After the independence (1956)

With the independence of Tunisia in 1956, Ali Pacha’s palace, which was the centre of political power since 1705, became the home of the National Constituent Assembly. Stripped of one of its oldest buildings, the Alaoui Museum’s name was changed. From that time on, the National Bardo Museum opened its doors to the public under the direction of Abdulaziz Driss (1956-1964), a young history and geography teacher.
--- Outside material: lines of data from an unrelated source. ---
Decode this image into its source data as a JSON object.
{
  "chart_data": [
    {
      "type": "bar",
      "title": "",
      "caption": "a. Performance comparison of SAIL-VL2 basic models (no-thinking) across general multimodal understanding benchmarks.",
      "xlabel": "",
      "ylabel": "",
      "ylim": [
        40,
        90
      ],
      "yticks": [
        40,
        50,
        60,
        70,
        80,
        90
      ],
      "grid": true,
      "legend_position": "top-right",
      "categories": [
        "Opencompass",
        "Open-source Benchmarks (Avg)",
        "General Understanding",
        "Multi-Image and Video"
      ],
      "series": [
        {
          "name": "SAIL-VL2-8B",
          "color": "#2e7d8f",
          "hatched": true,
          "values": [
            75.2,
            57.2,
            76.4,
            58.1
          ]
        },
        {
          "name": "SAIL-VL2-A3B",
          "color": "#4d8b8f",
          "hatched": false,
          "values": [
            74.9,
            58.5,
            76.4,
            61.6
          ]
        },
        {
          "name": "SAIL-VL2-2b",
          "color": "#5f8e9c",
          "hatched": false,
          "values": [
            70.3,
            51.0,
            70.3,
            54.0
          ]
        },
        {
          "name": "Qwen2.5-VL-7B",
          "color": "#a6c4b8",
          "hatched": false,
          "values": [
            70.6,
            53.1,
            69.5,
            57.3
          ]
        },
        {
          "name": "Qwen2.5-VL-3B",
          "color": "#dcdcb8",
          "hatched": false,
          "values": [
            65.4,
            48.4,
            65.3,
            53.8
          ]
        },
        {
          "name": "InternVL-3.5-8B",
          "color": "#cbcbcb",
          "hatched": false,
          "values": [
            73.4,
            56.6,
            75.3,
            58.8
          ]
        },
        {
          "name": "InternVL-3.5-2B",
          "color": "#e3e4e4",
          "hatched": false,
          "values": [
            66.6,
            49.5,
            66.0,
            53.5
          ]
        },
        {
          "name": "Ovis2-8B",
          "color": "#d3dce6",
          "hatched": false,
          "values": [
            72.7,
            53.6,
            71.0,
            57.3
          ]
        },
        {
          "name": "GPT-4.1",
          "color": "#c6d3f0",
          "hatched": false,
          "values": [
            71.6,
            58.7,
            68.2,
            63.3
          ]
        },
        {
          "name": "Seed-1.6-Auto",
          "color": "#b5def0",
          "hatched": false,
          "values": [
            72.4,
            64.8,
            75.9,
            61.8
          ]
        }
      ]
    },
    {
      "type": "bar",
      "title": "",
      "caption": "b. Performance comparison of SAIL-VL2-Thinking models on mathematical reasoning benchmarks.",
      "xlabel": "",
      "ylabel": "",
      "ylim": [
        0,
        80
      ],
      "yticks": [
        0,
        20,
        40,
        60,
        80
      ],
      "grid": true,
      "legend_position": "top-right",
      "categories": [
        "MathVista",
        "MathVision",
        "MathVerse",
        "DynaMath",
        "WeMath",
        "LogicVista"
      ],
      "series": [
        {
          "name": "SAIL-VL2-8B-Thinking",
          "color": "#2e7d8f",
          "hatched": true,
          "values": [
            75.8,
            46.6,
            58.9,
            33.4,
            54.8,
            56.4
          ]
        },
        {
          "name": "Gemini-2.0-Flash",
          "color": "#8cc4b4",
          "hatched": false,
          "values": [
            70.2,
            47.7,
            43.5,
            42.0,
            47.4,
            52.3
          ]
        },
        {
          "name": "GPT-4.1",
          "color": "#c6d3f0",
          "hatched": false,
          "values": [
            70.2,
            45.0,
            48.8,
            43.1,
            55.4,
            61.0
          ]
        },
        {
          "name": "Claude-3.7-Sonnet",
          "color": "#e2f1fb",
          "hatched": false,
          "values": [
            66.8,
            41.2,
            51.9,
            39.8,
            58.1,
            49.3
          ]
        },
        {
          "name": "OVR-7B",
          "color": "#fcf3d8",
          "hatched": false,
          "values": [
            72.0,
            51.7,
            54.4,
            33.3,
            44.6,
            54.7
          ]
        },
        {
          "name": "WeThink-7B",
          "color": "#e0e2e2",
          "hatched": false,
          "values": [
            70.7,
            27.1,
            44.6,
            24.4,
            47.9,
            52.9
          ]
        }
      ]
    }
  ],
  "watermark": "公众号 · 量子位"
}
Between 1958 and 1962, this curator reshaped the second floor of the museum and rearranged it into halls for the exhibition of ceramics collections in the Carthage Gallery. The walls of the corridor leading to Acholla’s Hall were covered with an important collection of mosaics with different themes. The most important of these are amphitheatre games bestiaries, Theseus’ combat against the Minotaur, and Dianne the huntress.

A pillared portico conceived by the architect Noureddine Rebai in 1964 detaches itself at the museum’s entrance.

M. Mohamed Yacoub (1964-1973), a researcher who had been newly named head of public museums, quickly noticed that entrances to the museum are not generating revenue. He immediately started working on diversifying the museum’s direct resources through the sale of derived products which were made in the moulding and mosaics workshops of the Small Palace.

In 1966, he wrote a guide to the National Bardo Museum which exhaustively presents all the collections of the museum.
A donation from the outstanding scholar Hassan Hosni Abdelwaheb allowed him to rearrange the Arab-Islamic department.
As of 1973, the National Bardo Museum became an institution under the aegis of the National Institute of Archaeology and Arts (ex INAA, today’s INP) within the framework of a revision of the statutes of patrimonial institutions.
The director, M. Mongi Ennaifer (1973-1986), a Roman-African mosaics specialist, was the one who initiated loan operations of the Bardo collections for out-of-country temporary exhibitions. Most important was the one organized in the Small Palace in Paris in 1977 under the theme “From Carthage to Kairouan”. M. Ennaifer simultaneously created an educational service at the museum in charge of receiving schoolchildren, the organization of animation workshops for young generations, and the coverage of foreign exhibitions organized by the museum in an adjoining space to the palace.
At that time, a premise arranged within the museum hosted the meetings about Tunisia’s mosaics corpus project. This programme, which was elaborated by Professor Margareth Alexander, took into consideration archaeological contexts. Thus, the mosaics coming from the Carthage, Thysdrus (El Jem), Thuburbo Majus, and Utique sites were studied and republished according to scientific standards. Many of these are conserved in the national Bardo Museum.
From 1986 to 1991, Mrs Aisha Ben Abed, a Roman-African mosaic specialist, directed the Bardo museum and took many initiatives aiming at reinforcing the museal institution. Mrs Ben Abed concluded an agreement with the regional museum of Bonn, Germany, to restore the bronze and marble collections coming from the underwater excavations in Mahdia according to scientific criteria; especially with the degradation of their conservation status because of their open-air exposition since 1913.